After a brief introduction that sets out the purpose of this report, Section 2 elaborates the substantive domain to be covered by the Knowledge Graph (KG) and subsequently develops the concept of a KG and reasons for developing such infrastructural tools. The substantive domain is contained within the field of Electoral Studies, which was described in detail in Deliverable 9.6 Demarcation Report of Electoral Studies User Community. For reasons of practicality, this domain has been further specified in several steps. First it was specified as pertaining to (sub)field of citizen/voter behavior, and subsequently it was narrowed down further to the field of (studies of) electoral participation. These choices imply that the KG to be developed will not cover the entire field of electoral studies, but that it will be centrally located within the wider field and that its relevance for end-users is not restricted to those who are primarily interested in electoral participation.

The aspired functionality of the pilot-KG is discussed in Section 3. It defines as its intended audience of end-users in first instance scholars engaged in empirical research, but it expects in its later development stages to be also of relevance to journalists, think tanks, government agencies, corporations, political parties and politicians, and individual citizens. Functionalities to be sought relate to (a) focussed searching based on domain-specific criteria not available in other search tools; (b) teaching; and (c) research.

Section 3 also discusses the main datasets and kinds of publications to be covered by the pilot-KG. The overwhelming majority of these datasets are in the public domain, while a considerable part of relevant publications is not (at least not for the first years after publication). This provides challenges that will be addressed in the work program of Deliverable 9.9.

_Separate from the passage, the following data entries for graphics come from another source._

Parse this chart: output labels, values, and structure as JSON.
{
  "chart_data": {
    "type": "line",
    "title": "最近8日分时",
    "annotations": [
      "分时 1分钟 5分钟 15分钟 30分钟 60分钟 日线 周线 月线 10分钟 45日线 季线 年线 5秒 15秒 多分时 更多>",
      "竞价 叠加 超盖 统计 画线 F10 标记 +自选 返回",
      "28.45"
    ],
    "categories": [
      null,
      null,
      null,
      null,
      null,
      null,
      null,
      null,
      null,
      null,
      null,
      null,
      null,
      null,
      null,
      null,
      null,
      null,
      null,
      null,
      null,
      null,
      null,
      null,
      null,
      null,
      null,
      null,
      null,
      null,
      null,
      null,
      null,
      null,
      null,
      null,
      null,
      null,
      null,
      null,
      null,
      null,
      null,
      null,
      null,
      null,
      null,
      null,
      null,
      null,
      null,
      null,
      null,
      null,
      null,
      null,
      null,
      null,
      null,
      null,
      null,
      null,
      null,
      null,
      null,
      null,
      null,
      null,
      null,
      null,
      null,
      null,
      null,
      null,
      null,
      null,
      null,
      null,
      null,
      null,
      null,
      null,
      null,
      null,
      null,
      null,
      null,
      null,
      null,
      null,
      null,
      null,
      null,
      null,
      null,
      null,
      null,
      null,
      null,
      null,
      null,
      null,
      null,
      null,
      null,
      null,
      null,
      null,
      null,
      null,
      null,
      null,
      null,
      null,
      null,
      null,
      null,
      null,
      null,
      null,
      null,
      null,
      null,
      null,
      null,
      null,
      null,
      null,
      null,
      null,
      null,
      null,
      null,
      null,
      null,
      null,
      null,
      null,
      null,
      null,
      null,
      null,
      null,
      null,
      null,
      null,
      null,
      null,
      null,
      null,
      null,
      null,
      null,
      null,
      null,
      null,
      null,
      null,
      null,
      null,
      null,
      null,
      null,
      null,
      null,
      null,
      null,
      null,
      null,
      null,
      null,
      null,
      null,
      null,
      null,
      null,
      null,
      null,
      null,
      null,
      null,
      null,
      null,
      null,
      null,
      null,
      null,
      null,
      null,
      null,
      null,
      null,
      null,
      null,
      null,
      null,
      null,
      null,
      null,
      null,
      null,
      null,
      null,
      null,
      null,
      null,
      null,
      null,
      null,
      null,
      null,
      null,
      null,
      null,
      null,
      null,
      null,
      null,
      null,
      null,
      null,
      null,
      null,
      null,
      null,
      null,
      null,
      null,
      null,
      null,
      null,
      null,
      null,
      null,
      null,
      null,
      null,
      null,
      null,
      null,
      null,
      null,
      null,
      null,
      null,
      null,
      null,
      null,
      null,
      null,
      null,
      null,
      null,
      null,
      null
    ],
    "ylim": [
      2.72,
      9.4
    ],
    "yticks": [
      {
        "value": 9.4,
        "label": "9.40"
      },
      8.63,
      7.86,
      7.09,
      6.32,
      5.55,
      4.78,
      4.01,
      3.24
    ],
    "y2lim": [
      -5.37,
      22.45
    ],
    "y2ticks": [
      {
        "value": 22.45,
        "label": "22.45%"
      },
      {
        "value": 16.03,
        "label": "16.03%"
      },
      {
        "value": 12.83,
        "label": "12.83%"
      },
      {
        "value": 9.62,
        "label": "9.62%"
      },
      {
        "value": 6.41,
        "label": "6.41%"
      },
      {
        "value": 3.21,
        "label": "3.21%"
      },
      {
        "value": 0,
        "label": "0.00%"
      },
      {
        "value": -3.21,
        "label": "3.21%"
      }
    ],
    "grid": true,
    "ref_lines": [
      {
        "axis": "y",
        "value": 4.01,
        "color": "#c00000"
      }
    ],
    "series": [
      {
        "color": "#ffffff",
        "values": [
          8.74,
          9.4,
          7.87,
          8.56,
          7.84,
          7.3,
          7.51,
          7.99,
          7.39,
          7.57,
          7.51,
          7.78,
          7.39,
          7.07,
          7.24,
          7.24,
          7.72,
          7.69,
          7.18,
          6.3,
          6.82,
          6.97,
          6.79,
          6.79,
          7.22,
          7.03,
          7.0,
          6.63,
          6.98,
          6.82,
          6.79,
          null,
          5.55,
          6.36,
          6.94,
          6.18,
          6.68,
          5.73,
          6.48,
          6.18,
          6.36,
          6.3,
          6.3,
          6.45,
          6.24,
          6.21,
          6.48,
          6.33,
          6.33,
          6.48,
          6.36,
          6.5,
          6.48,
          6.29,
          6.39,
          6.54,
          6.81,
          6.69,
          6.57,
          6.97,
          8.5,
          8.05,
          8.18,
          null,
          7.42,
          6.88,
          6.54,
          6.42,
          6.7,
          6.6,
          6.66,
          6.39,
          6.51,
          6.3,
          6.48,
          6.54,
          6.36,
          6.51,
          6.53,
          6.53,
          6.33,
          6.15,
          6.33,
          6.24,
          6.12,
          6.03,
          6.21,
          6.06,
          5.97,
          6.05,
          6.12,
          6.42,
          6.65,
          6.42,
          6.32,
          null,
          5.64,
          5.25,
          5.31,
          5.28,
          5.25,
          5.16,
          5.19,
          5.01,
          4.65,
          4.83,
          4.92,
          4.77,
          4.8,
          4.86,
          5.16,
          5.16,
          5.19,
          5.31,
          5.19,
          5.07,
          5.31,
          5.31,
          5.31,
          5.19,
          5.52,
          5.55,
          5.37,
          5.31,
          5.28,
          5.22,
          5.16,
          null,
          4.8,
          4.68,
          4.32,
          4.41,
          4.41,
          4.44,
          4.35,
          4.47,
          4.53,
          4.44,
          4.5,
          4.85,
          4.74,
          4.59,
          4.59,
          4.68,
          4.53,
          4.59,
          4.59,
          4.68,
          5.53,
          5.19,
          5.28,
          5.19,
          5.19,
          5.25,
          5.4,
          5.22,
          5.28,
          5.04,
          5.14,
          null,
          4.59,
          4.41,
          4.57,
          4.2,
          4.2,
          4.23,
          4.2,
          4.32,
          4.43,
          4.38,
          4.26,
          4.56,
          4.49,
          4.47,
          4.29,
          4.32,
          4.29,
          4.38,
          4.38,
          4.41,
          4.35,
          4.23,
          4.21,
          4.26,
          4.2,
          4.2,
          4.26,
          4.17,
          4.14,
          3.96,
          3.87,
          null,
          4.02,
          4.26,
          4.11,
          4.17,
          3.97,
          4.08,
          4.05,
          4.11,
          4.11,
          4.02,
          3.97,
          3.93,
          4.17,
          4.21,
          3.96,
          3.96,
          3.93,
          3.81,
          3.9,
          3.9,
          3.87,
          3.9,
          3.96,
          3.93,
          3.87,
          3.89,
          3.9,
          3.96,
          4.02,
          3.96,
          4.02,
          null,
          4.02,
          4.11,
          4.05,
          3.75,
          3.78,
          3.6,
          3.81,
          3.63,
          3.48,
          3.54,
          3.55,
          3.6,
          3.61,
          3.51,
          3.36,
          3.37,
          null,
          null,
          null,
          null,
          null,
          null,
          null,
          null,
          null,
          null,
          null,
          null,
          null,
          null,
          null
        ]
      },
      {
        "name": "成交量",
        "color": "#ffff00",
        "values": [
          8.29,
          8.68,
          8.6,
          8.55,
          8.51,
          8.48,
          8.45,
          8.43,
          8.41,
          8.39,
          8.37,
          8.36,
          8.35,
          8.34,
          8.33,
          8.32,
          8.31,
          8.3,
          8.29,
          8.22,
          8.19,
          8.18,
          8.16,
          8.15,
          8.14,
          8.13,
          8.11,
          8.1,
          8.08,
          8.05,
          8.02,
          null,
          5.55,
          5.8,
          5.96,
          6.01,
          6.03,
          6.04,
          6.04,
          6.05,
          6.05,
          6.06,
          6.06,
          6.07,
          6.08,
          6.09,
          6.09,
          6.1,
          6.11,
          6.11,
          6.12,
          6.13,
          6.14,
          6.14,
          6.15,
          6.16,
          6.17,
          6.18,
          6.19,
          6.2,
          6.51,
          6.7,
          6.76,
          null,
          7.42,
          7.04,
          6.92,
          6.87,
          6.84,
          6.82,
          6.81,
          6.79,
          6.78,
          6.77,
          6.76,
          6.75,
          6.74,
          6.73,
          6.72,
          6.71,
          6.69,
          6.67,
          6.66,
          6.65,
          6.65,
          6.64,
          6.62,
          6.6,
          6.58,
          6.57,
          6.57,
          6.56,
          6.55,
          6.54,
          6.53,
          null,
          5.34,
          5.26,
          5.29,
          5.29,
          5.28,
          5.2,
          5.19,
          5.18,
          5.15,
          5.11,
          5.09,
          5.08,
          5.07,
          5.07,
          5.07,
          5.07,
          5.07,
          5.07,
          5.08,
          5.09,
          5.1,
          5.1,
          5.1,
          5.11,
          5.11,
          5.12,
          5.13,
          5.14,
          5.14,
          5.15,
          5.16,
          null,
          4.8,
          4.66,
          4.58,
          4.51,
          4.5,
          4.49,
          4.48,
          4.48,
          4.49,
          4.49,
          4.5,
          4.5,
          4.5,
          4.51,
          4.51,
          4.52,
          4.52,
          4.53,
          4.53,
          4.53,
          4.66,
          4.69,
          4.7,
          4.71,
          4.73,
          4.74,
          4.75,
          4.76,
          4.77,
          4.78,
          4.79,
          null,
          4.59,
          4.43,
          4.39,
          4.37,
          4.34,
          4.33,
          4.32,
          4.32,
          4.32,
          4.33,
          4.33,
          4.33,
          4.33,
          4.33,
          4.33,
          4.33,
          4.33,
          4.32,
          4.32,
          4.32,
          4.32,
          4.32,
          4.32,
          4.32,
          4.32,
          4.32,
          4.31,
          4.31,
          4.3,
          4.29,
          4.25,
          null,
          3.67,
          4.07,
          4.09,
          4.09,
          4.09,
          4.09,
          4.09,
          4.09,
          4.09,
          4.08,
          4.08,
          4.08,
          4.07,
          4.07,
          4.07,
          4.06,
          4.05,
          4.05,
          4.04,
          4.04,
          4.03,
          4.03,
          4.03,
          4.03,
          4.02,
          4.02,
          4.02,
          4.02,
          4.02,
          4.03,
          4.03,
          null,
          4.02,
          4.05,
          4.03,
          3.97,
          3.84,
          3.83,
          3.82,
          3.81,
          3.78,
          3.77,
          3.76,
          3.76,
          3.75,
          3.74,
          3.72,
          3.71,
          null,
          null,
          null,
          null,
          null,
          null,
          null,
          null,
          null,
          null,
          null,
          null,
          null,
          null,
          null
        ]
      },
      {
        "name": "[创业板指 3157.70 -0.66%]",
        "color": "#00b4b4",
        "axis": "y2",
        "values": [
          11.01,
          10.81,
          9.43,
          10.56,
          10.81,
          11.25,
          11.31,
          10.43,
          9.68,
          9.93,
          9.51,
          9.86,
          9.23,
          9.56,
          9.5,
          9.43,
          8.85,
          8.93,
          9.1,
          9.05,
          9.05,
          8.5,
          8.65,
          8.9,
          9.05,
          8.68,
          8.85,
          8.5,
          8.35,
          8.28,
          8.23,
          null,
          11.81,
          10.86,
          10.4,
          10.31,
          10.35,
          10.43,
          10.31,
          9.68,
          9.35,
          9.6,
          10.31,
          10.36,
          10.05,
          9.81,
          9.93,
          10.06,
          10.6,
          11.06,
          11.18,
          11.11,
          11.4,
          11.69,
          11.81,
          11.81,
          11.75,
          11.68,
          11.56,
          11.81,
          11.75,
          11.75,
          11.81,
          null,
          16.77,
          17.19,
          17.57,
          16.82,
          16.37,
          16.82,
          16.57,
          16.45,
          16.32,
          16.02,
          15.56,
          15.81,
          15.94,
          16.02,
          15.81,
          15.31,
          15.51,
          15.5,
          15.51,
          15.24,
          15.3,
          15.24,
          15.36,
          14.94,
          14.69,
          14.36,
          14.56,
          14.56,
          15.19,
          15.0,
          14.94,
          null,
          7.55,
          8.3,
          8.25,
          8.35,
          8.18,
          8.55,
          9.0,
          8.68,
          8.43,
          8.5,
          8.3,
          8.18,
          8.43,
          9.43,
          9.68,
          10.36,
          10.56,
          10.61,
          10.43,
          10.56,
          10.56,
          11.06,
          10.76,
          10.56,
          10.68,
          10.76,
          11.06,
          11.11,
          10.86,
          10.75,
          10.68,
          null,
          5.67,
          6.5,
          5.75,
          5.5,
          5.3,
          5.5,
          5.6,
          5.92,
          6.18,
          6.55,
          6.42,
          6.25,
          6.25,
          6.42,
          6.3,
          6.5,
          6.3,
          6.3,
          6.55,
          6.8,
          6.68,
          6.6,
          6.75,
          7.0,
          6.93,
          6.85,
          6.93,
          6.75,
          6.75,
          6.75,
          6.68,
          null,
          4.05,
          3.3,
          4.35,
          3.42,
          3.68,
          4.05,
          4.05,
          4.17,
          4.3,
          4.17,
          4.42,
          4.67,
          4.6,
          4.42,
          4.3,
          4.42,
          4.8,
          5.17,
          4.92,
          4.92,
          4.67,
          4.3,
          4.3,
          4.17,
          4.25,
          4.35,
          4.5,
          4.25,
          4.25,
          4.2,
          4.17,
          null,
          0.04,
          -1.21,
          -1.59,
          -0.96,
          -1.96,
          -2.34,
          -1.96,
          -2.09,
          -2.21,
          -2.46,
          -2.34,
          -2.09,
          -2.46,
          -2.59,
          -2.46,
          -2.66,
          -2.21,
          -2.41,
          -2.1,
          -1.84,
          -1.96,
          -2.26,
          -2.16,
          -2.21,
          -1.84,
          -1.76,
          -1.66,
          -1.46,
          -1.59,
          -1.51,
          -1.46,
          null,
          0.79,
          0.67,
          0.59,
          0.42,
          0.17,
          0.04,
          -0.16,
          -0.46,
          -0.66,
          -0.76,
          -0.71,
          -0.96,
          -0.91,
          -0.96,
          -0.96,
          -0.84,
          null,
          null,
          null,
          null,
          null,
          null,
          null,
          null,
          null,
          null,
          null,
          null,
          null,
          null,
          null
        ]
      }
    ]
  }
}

Section 4 discusses how the team developing the pilot-KG plan to involve the user community of electoral studies. Recruitment for such involvement is planned to be done via relevant scientific conferences (which are identified in Section 4) and the authorship of publications in relevant scientific journals; recruited volunteers will be mainly tasked with pre-structured coding and testing. In addition, smaller groups of community members will be personally invited based on their expertise and their willingness to commit somewhat more of their time to assist in the development of an ontology, coding schemes, and of the design of testing phases.

Section 5 discusses the development of an ontology, which is necessary in view of the de facto absence of ontologies, classification schemes or controlled dictionaries that would be able to classify substantive content within the field of electoral studies. The section discusses approaches for ontology development and how these will be applied in the context of the development of the intended pilot-KG. In this context, this section also discusses the governance and management of the KG and its ontology.

Section 6 presents technical specifications for processes such as data ingestion, data cleaning, data authoring, data linking, data enrichment, data provisioning and data analysis. It also discusses the technical environment of semantic middleware to be used (for which PoolParty was chosen).

Section 7 discusses testing and user-community involvement in that process.

Section 8 discusses post-delivery development issues, and Section 9 presents a planning in terms of tasks and timelines.